Calcium and vitamin D: It is a misconception that women need not worry about osteoporosis until they cross the middle age. More than 90% of our bone mass is developed by the time we reach our early 20s. For a healthy bone structure in the latter part of life, a good intake of minerals is necessary right from a young age. Optimal amounts would be 1200 mg of calcium and 1000 IU of vitamin D, every day.
In your 30s
Check the weighing scale: As the metabolism starts to weaken around 35, it is the time when most women start worrying about their weight. Try and make some time for exercises in your routine. It could be walking some flight of stairs, walking to your workplace, or running after meals and all this will work as good obesity treatment.
Check your period patterns: Let your doctor know if any of your periods appear sudden, heavier, or painful. This could be a result of women’s ailments, like PCOS (Polycystic Ovary Syndrome) or an abnormal functioning of the thyroid hormone. Also, If you suffer from premenstrual syndrome certain lifestyle changes can help you manage them. Healthy diet, regular exercise, technique to help relieve stress and regular sleep helps in managing premenstrual syndrome.

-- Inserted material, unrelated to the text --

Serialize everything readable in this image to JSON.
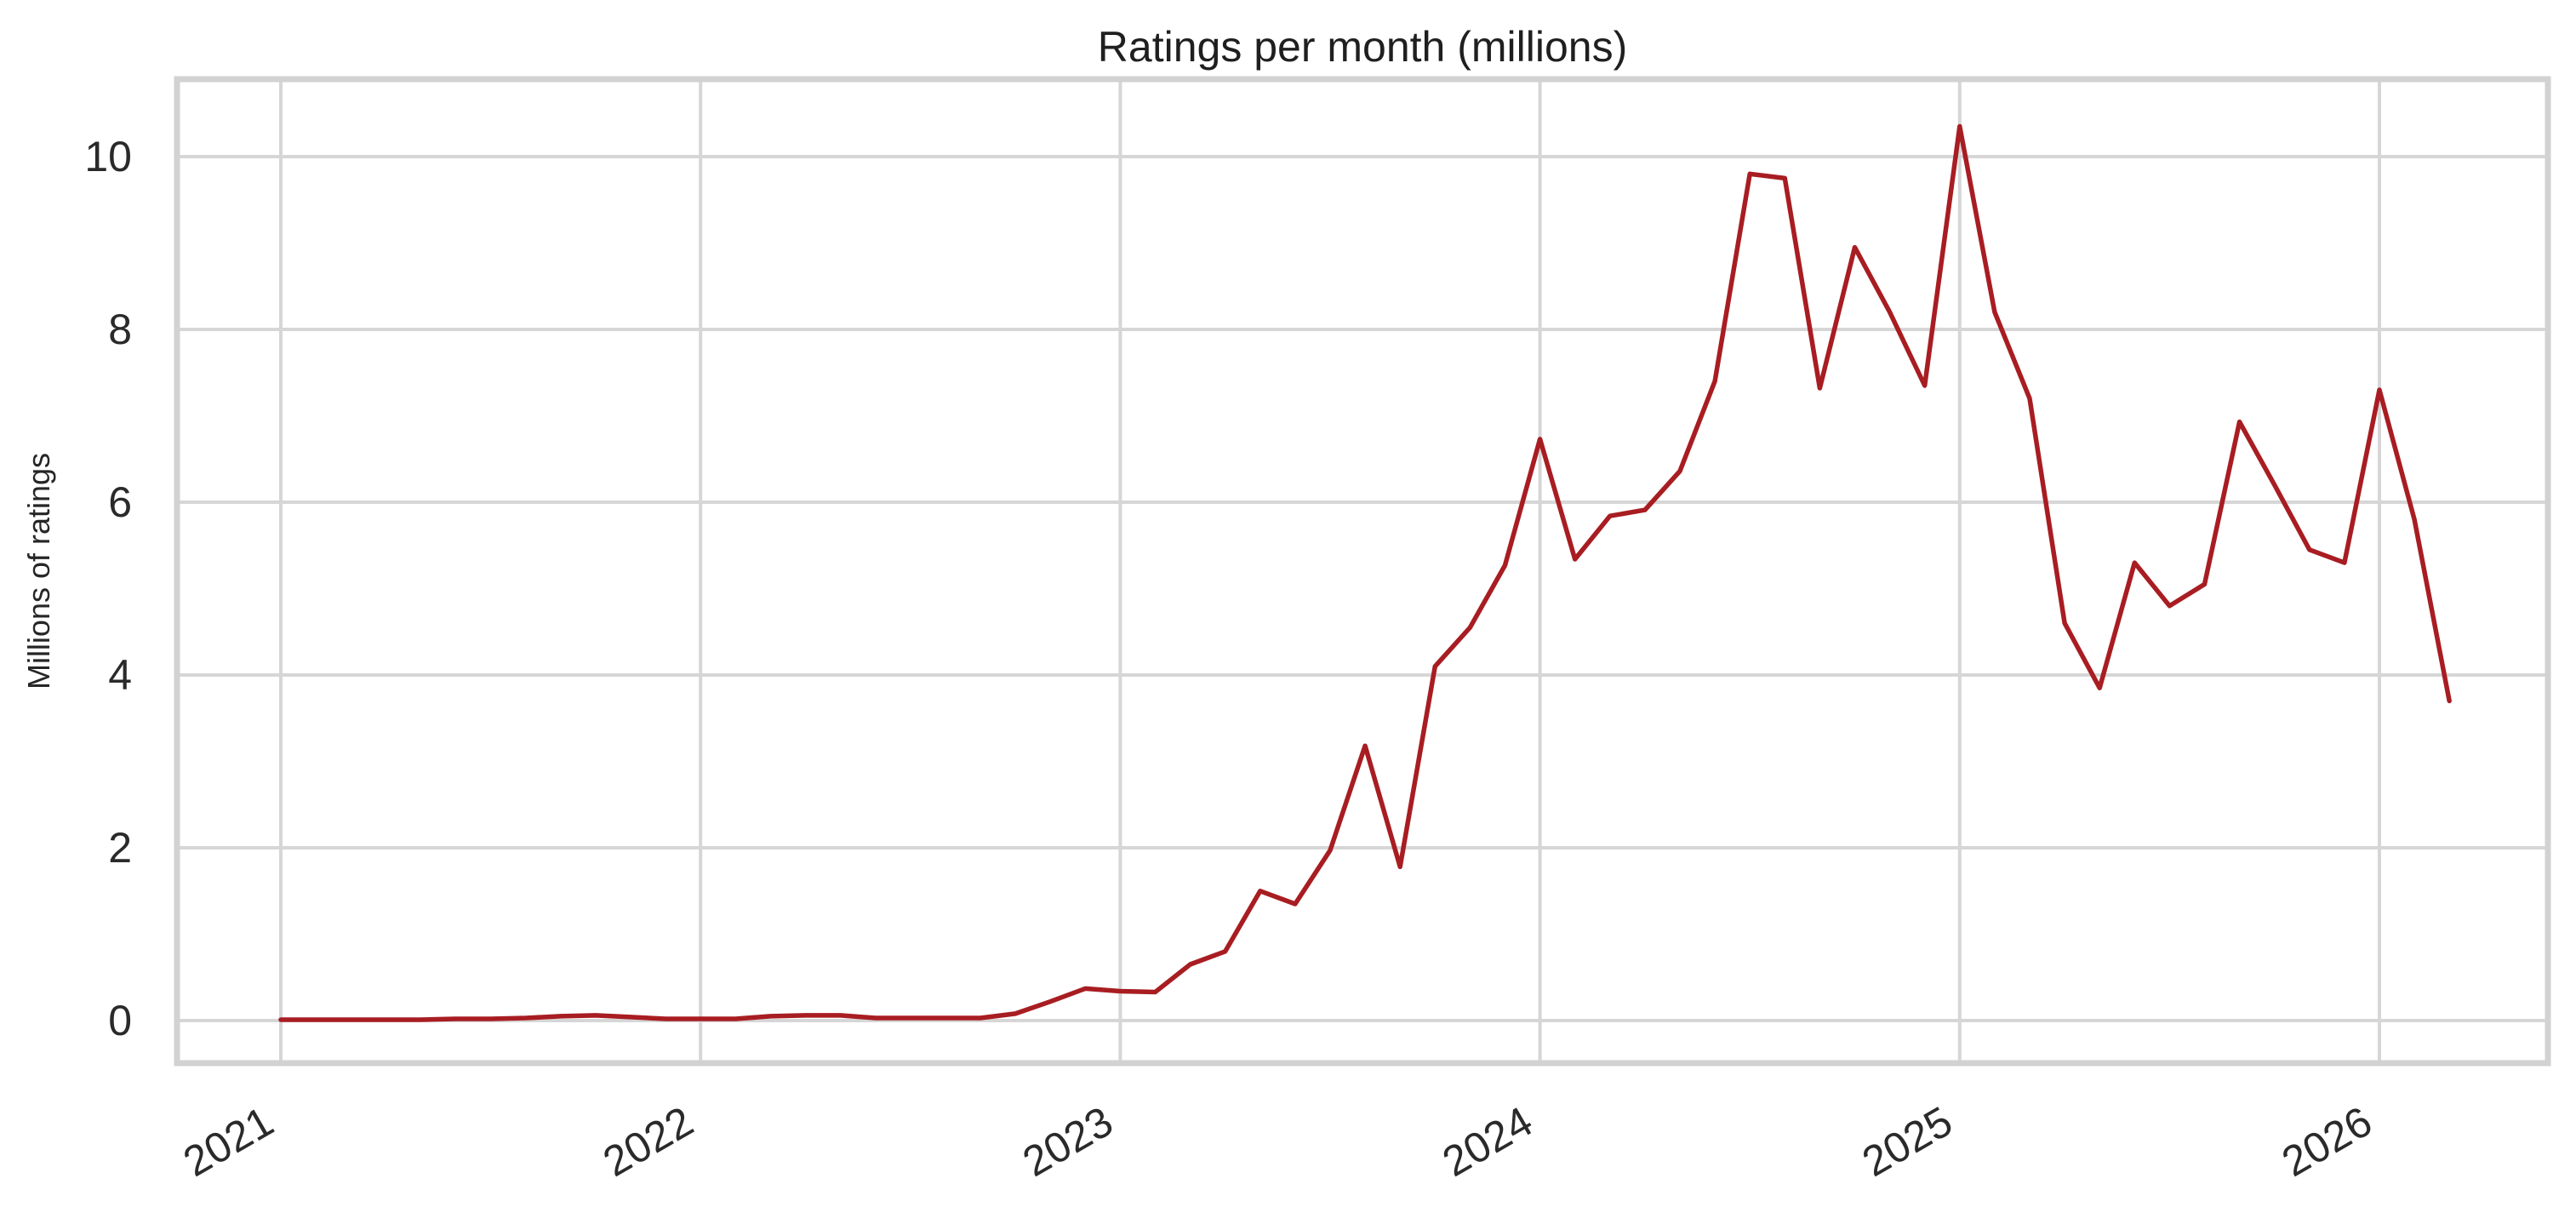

Monitor your BP: Women in 30s are more prone to hypertension, which is closely supplemented by weight gain and many other women’s health concerns that stem from it. Get your blood pressure checked at least once a year.
In your 40s
Look for diabetes: Type 2 diabetes is one of the major women’s health concerns in this age group. Get screened for diabetes once in every three years.

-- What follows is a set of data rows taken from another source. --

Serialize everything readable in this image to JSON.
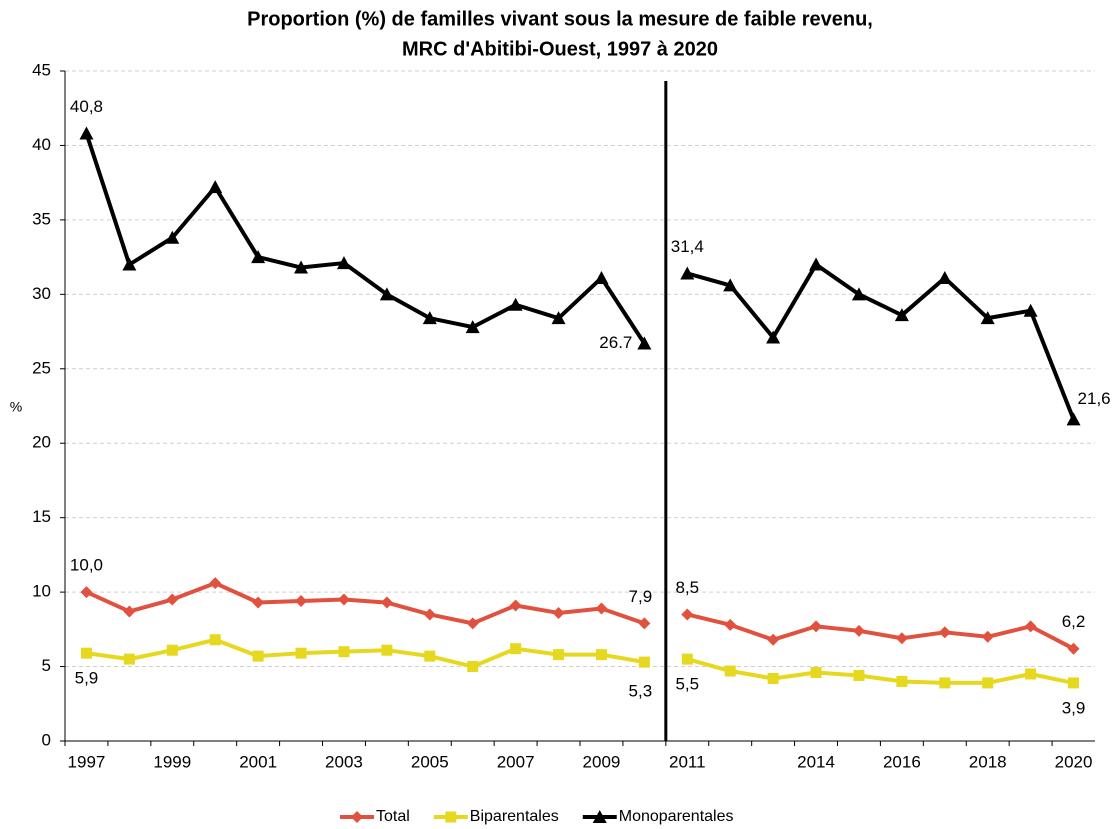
{
  "chart_data": {
    "type": "line",
    "title": "Proportion (%) de familles vivant sous la mesure de faible revenu,",
    "subtitle": "MRC d'Abitibi-Ouest, 1997 à 2020",
    "y_label": "%",
    "categories": [
      "1997",
      null,
      "1999",
      null,
      "2001",
      null,
      "2003",
      null,
      "2005",
      null,
      "2007",
      null,
      "2009",
      null,
      "2011",
      null,
      null,
      "2014",
      null,
      "2016",
      null,
      "2018",
      null,
      "2020"
    ],
    "break_after": 13,
    "series": [
      {
        "name": "Total",
        "color": "#e0523f",
        "marker": "diamond",
        "values": [
          10.0,
          8.7,
          9.5,
          10.6,
          9.3,
          9.4,
          9.5,
          9.3,
          8.5,
          7.9,
          9.1,
          8.6,
          8.9,
          7.9,
          8.5,
          7.8,
          6.8,
          7.7,
          7.4,
          6.9,
          7.3,
          7.0,
          7.7,
          6.2
        ],
        "value_labels": [
          "10,0",
          null,
          null,
          null,
          null,
          null,
          null,
          null,
          null,
          null,
          null,
          null,
          null,
          "7,9",
          "8,5",
          null,
          null,
          null,
          null,
          null,
          null,
          null,
          null,
          "6,2"
        ]
      },
      {
        "name": "Biparentales",
        "color": "#e6d81e",
        "marker": "square",
        "values": [
          5.9,
          5.5,
          6.1,
          6.8,
          5.7,
          5.9,
          6.0,
          6.1,
          5.7,
          5.0,
          6.2,
          5.8,
          5.8,
          5.3,
          5.5,
          4.7,
          4.2,
          4.6,
          4.4,
          4.0,
          3.9,
          3.9,
          4.5,
          3.9
        ],
        "value_labels": [
          "5,9",
          null,
          null,
          null,
          null,
          null,
          null,
          null,
          null,
          null,
          null,
          null,
          null,
          "5,3",
          "5,5",
          null,
          null,
          null,
          null,
          null,
          null,
          null,
          null,
          "3,9"
        ]
      },
      {
        "name": "Monoparentales",
        "color": "#000000",
        "marker": "triangle",
        "values": [
          40.8,
          32.0,
          33.8,
          37.2,
          32.5,
          31.8,
          32.1,
          30.0,
          28.4,
          27.8,
          29.3,
          28.4,
          31.1,
          26.7,
          31.4,
          30.6,
          27.1,
          32.0,
          30.0,
          28.6,
          31.1,
          28.4,
          28.9,
          21.6
        ],
        "value_labels": [
          "40,8",
          null,
          null,
          null,
          null,
          null,
          null,
          null,
          null,
          null,
          null,
          null,
          null,
          "26.7",
          "31,4",
          null,
          null,
          null,
          null,
          null,
          null,
          null,
          null,
          "21,6"
        ]
      }
    ],
    "ylim": [
      0,
      45
    ],
    "yticks": [
      0,
      5,
      10,
      15,
      20,
      25,
      30,
      35,
      40,
      45
    ],
    "grid": true,
    "legend": "bottom"
  }
}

Daily calorie intake: The metabolism rate can get affected in your 40s. And even with lesser food intake, the body tends to gain weight. Depriving oneself of food is not the solution. Opt for small, frequent meals that are nutritious and help boost your metabolism.
In your 50s
Heart: Although the symptoms of heart diseases can arise at any age, you need to be extra careful in your 50s. Keep a check on your cholesterol and blood pressure to deal with this women’s health concern.
Flu vaccination: Getting vaccinated is important for every adult. However, it becomes a necessity after the age of 50.
In your 60s
Opt for a bone density scan: A DEXA scan is prescribed for women post 60. The results allow your doctor to suggest the right diet, which makes sure you are getting the sufficient intake of minerals for your bones.
Vitamin B12: B12 generates red blood cells and keeps the nervous system healthy. Reports indicate that it is found lesser in women over 60. Increase your intake of B12 by adding more seafood and fortified cereals to your diet.
Early detection can save your life. Any change or abnormality needs to be addressed immediately. Getting certain tests done at intervals and taking precautions can help fight women’s health conditions.